Speaking at his alma mater Princeton University on Saturday, Malhotra said preventing such entrenchment is the primary role of monetary policy. The speech was uploaded on the Reserve Bank of India website on Monday.
“Second-round effects are the real concern. They can materialise if supply chain disruptions persist,” he said, adding that what begins as a supply shock can gradually become entrenched in the general price level. He emphasised that monetary policy should focus on anchoring inflation expectations rather than relying on “blunt demand compression”.

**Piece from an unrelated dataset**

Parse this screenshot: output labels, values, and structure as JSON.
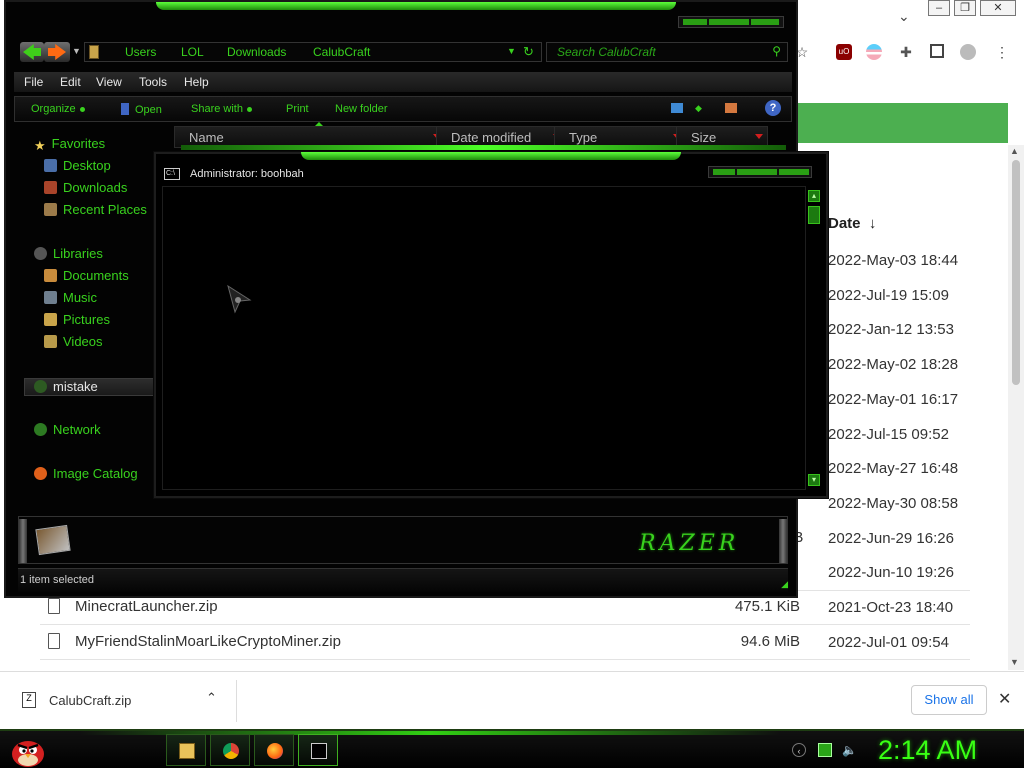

Addressing the central bank’s approach to currency management, Malhotra said the RBI intervened in the foreign exchange market when necessary but did not commit to an “indefensible peg”. The rupee had come under pressure following the West Asia conflict in March, depreciating over 4 per cent, prompting the central bank to curb speculative trades. Some of those measures were rolled back on Monday.
He noted that India’s external position remained comfortable, with a manageable current account deficit and reasonable foreign currency exposure. “The sequencing of capital account liberalisation is not a technicality — it is a first-order question of macroeconomic sovereignty,” he said.

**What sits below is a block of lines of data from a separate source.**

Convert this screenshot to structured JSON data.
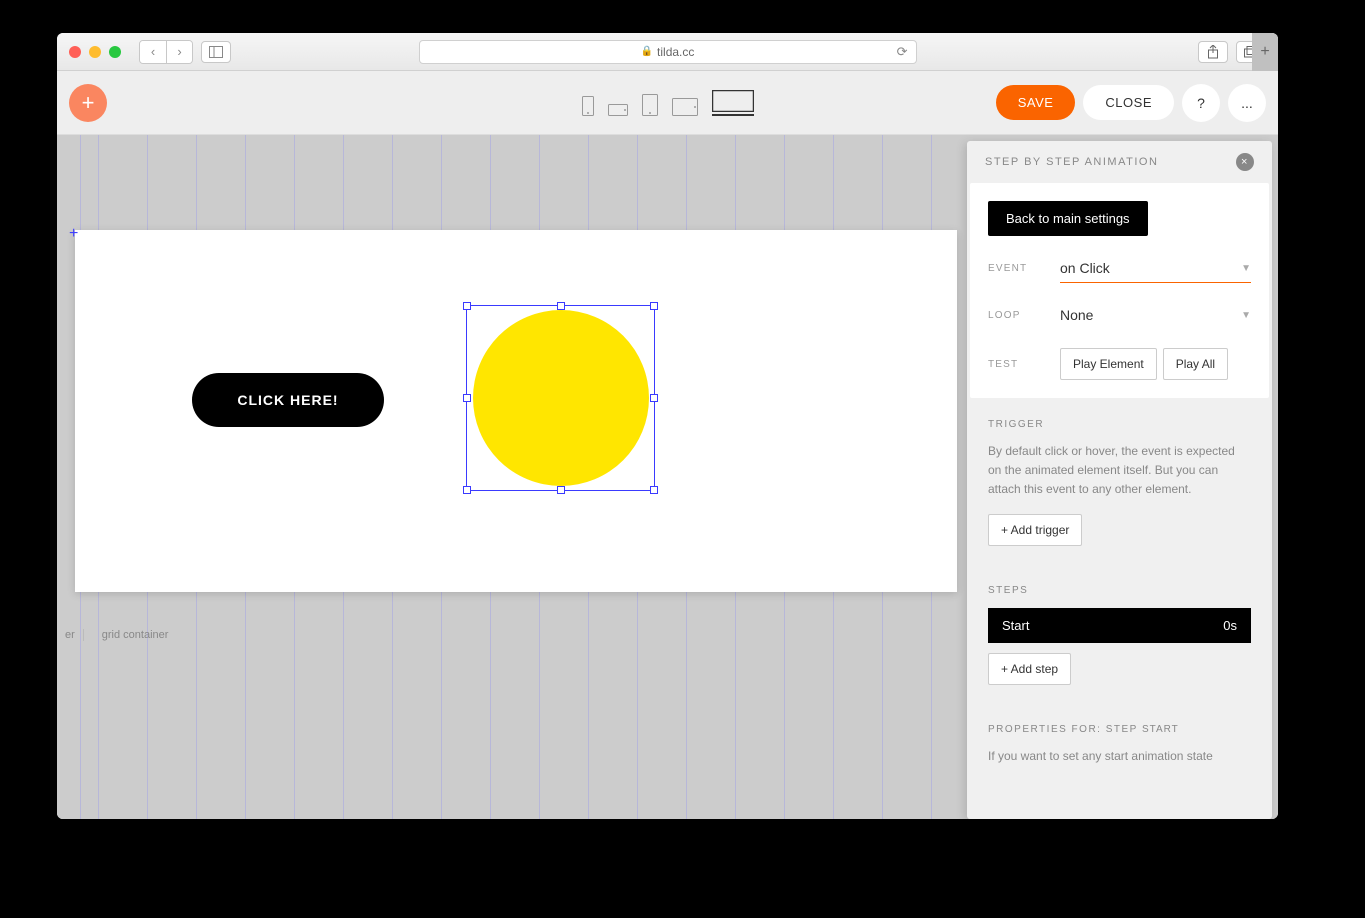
{
  "browser": {
    "url": "tilda.cc"
  },
  "topbar": {
    "save": "SAVE",
    "close": "CLOSE",
    "help": "?",
    "more": "..."
  },
  "canvas": {
    "button_label": "CLICK HERE!",
    "breadcrumb_1": "er",
    "breadcrumb_2": "grid container"
  },
  "panel": {
    "title": "STEP BY STEP ANIMATION",
    "back": "Back to main settings",
    "event_label": "EVENT",
    "event_value": "on Click",
    "loop_label": "LOOP",
    "loop_value": "None",
    "test_label": "TEST",
    "play_element": "Play Element",
    "play_all": "Play All",
    "trigger_title": "TRIGGER",
    "trigger_help": "By default click or hover, the event is expected on the animated element itself. But you can attach this event to any other element.",
    "add_trigger": "+ Add trigger",
    "steps_title": "STEPS",
    "step_start_name": "Start",
    "step_start_time": "0s",
    "add_step": "+ Add step",
    "properties_prefix": "PROPERTIES FOR: STEP ",
    "properties_step": "START",
    "properties_help": "If you want to set any start animation state"
  }
}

Malhotra added that the RBI has maintained calibrated capital account controls, particularly for residents, while ensuring that short-term external debt remains well within the coverage of foreign exchange reserves. India’s forex reserves currently stand at $710 billion, sufficient to cover more than 11 months of imports.
Highlighting the impact of geopolitical developments, he said the ongoing West Asia crisis has significant implications for India, given the region’s importance to trade and remittances. It accounts for about one-sixth of India’s exports, one-fifth of imports, half of crude oil imports, two-fifths of fertiliser imports, and nearly two-fifths of inward remittances.

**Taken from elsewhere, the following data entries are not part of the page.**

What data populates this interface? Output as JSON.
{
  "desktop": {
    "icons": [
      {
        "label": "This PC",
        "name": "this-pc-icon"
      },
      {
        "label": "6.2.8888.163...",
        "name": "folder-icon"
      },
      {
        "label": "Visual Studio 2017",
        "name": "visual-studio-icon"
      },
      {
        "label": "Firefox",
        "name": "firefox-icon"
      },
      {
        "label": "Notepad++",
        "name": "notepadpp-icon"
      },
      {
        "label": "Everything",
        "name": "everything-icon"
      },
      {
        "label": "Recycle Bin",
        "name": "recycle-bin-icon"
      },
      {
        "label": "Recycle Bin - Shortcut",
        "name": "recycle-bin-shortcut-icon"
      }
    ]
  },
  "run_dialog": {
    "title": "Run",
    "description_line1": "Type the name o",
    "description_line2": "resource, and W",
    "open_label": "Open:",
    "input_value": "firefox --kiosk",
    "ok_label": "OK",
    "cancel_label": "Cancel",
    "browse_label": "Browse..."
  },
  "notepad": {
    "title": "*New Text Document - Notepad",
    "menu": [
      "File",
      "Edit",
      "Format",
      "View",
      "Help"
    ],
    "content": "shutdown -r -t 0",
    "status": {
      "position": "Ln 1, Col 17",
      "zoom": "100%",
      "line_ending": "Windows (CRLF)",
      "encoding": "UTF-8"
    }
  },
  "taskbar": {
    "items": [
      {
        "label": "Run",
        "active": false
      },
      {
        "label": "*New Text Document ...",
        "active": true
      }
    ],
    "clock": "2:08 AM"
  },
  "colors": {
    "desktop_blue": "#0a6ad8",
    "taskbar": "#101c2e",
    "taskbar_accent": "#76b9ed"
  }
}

On policy strategy, Malhotra said the appropriate response to supply shocks is to “look through” first-round effects as long as they do not trigger broader inflationary dynamics. He stressed the need for agility and data dependence in uncertain times.
“In such circumstances, our broad approach has been to be even more data-dependent and to continuously reassess the balance of risks. We are therefore in a wait-and-watch mode now,” he said.
The Monetary Policy Committee has maintained a neutral stance in recent policy cycles, preserving flexibility as inflation and growth evolve. The RBI had cut the policy repo rate by 125 basis points since February 2025, including a 50 bps reduction in June, and has since held rates steady.
Malhotra also highlighted the role of fiscal policy in maintaining price stability in an economy where supply-side factors significantly influence inflation. He pointed to a steady decline in the Centre’s fiscal deficit-to-GDP ratio from 9.2 per cent in 2020–21 to 4.4 per cent in 2025–26 (Revised Estimates).
India’s general government debt-to-GDP ratio stood at 81.1 per cent in 2024–25, which he described as reasonable compared with most of the world’s top 10 economies.
Emphasising financial stability as the foundation of sustainable growth, Malhotra said the RBI has prioritised long-term resilience over short-term gains. “While some regard this as conservatism, we believe it is prudence,” he said.
He also underscored the RBI’s developmental role, citing initiatives such as Pradhan Mantri Jan Dhan Yojana, the Unified Payments Interface, and the central bank digital currency.
The RBI is currently developing the Unified Lending Interface to enable lenders to access borrower data instantly, improving credit assessment for small farmers and businesses. Malhotra added that the central bank’s digital currency initiatives could make cross-border payments faster and cheaper.